Her play, Re-Memori, was just presented at WP’s Pipeline Festival in New York City and is celebrating its world premiere at Penumbra Theatre in St. Paul, Minnesota, the birthing place of many of August Wilson’s plays. She is also winner of The Prince Prize, which grants $75,000 to Kelley and Court Theatre for a new play based on the life of the great Kwame Ture/Stokely Carmichael. Stokely: The Unfinished Revolution, will celebrate its world premiere in spring 2024 at Court Theatre in Chicago.

She is a former playwright-in-residence at the National Black Theatre, the Goodman Theatre, and a former Dramatists Guild Fellow. She was a finalist for the Francesca Primus Award and The Kevin Spacey Foundation Award.

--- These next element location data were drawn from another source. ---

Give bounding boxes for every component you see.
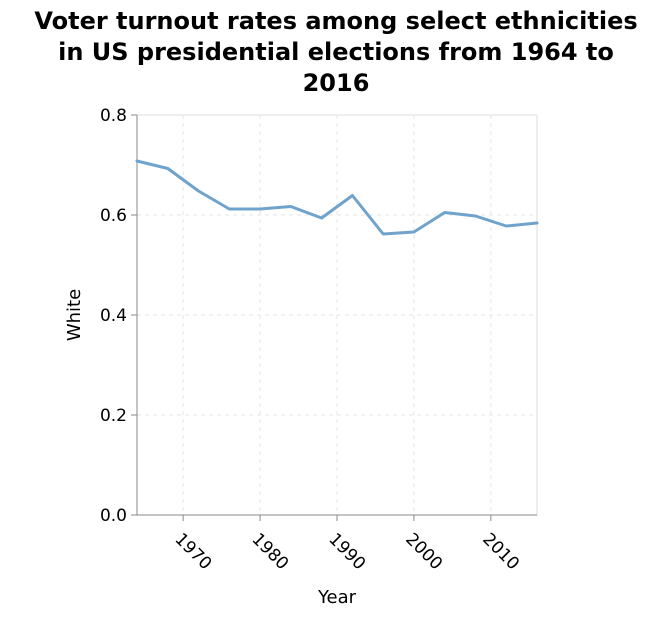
x-tick-label: 2000 bbox=[401, 529, 446, 574]
y-tick-label: 0.8 bbox=[100, 106, 127, 126]
y-tick-label: 0.2 bbox=[100, 406, 127, 426]
chart-title-line-3: 2016 bbox=[302, 69, 370, 97]
chart-title-line-1: Voter turnout rates among select ethnici… bbox=[34, 7, 638, 35]
chart-title-line-2: in US presidential elections from 1964 t… bbox=[58, 38, 614, 66]
y-axis-title: White bbox=[64, 289, 85, 341]
x-tick-label: 1970 bbox=[171, 529, 216, 574]
series-line bbox=[135, 159, 539, 236]
grid bbox=[137, 114, 537, 515]
y-tick-label: 0.6 bbox=[100, 206, 127, 226]
x-tick-label: 2010 bbox=[478, 529, 523, 574]
tick-labels: 0.0 0.2 0.4 0.6 0.8 1970 1980 1990 2000 2010 bbox=[100, 106, 523, 574]
x-tick-label: 1990 bbox=[324, 529, 369, 574]
axes bbox=[131, 114, 538, 521]
x-axis-title: Year bbox=[317, 587, 357, 608]
y-tick-label: 0.4 bbox=[100, 306, 127, 326]
x-tick-label: 1980 bbox=[248, 529, 293, 574]
y-tick-label: 0.0 bbox=[100, 506, 127, 526]
series bbox=[135, 159, 539, 236]
chart-title: Voter turnout rates among select ethnici… bbox=[0, 6, 672, 99]
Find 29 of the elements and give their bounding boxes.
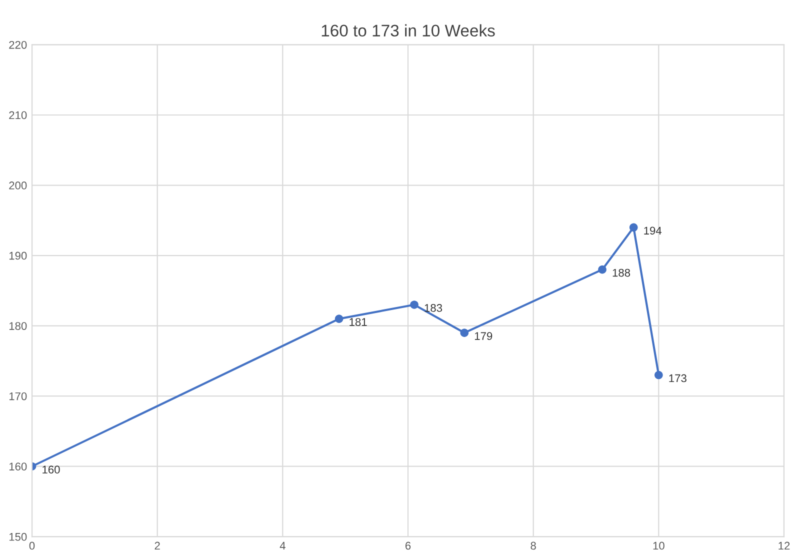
y-tick-label: 190 [9,252,27,260]
y-tick-label: 210 [9,111,27,120]
x-tick-label: 6 [405,542,411,550]
data-label: 160 [42,466,60,474]
y-tick-label: 180 [9,322,27,330]
x-tick-label: 12 [778,542,790,550]
y-tick-label: 160 [9,462,27,470]
chart-title: 160 to 173 in 10 Weeks [322,24,495,37]
data-label: 188 [612,268,630,277]
point [334,314,344,323]
point [410,300,418,309]
data-label: 173 [669,374,686,382]
point [654,370,663,380]
data-label: 179 [474,332,492,340]
data-label: 181 [350,318,367,326]
point [460,328,469,338]
point [629,223,638,232]
x-tick-label: 0 [29,542,35,550]
data-label: 183 [424,304,442,312]
y-tick-label: 170 [9,392,27,400]
x-tick-label: 4 [280,542,286,550]
y-tick-label: 220 [9,40,27,49]
point [598,265,606,274]
data-label: 194 [644,226,662,235]
x-tick-label: 10 [653,542,664,550]
x-tick-label: 8 [530,542,536,550]
x-tick-label: 2 [154,542,160,550]
y-tick-label: 200 [9,182,27,190]
y-tick-label: 150 [9,532,27,541]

She was chosen by Toni Morrison to adapt Morrison’s Jazz, which premiered at Baltimore Center Stage. Her adaptation of Richard Wright’s Native Son was nominated for New York’s Drama League Awards and won Best Production from the AUDELCO Awards, which acknowledges and honors Black theatre and its artists in New York City. 

The world premiere of Native Son was presented to critical acclaim at Court Theatre, received nominations for five Jeff Awards, including winning production of the year, and was the highest-grossing straight play produced in Court Theatre’s history.  

Her newly formed production company, First Woman, has recently produced a digital and in-person national tour of Nambi’s young audiences’ play, Jabari Dreams of Freedom, directed by Daniel Carlton. The in-person tour recently premiered off-Broadway at the renowned New Victory Theatre on 42nd Street. The digital version of Jabari has been selected in several film festivals, including The National Black Theatre Film Festival in North Carolina, Golden Bee International Children’s Film Festival, Black Panther International Film Festival in India, and The ARFF Paris International Awards.

Kelley holds a B.F.A. from The Theatre School at DePaul University, formerly known as The Goodman School of Drama, and holds an M.F.A. in interdisciplinary arts from Goddard College in Vermont.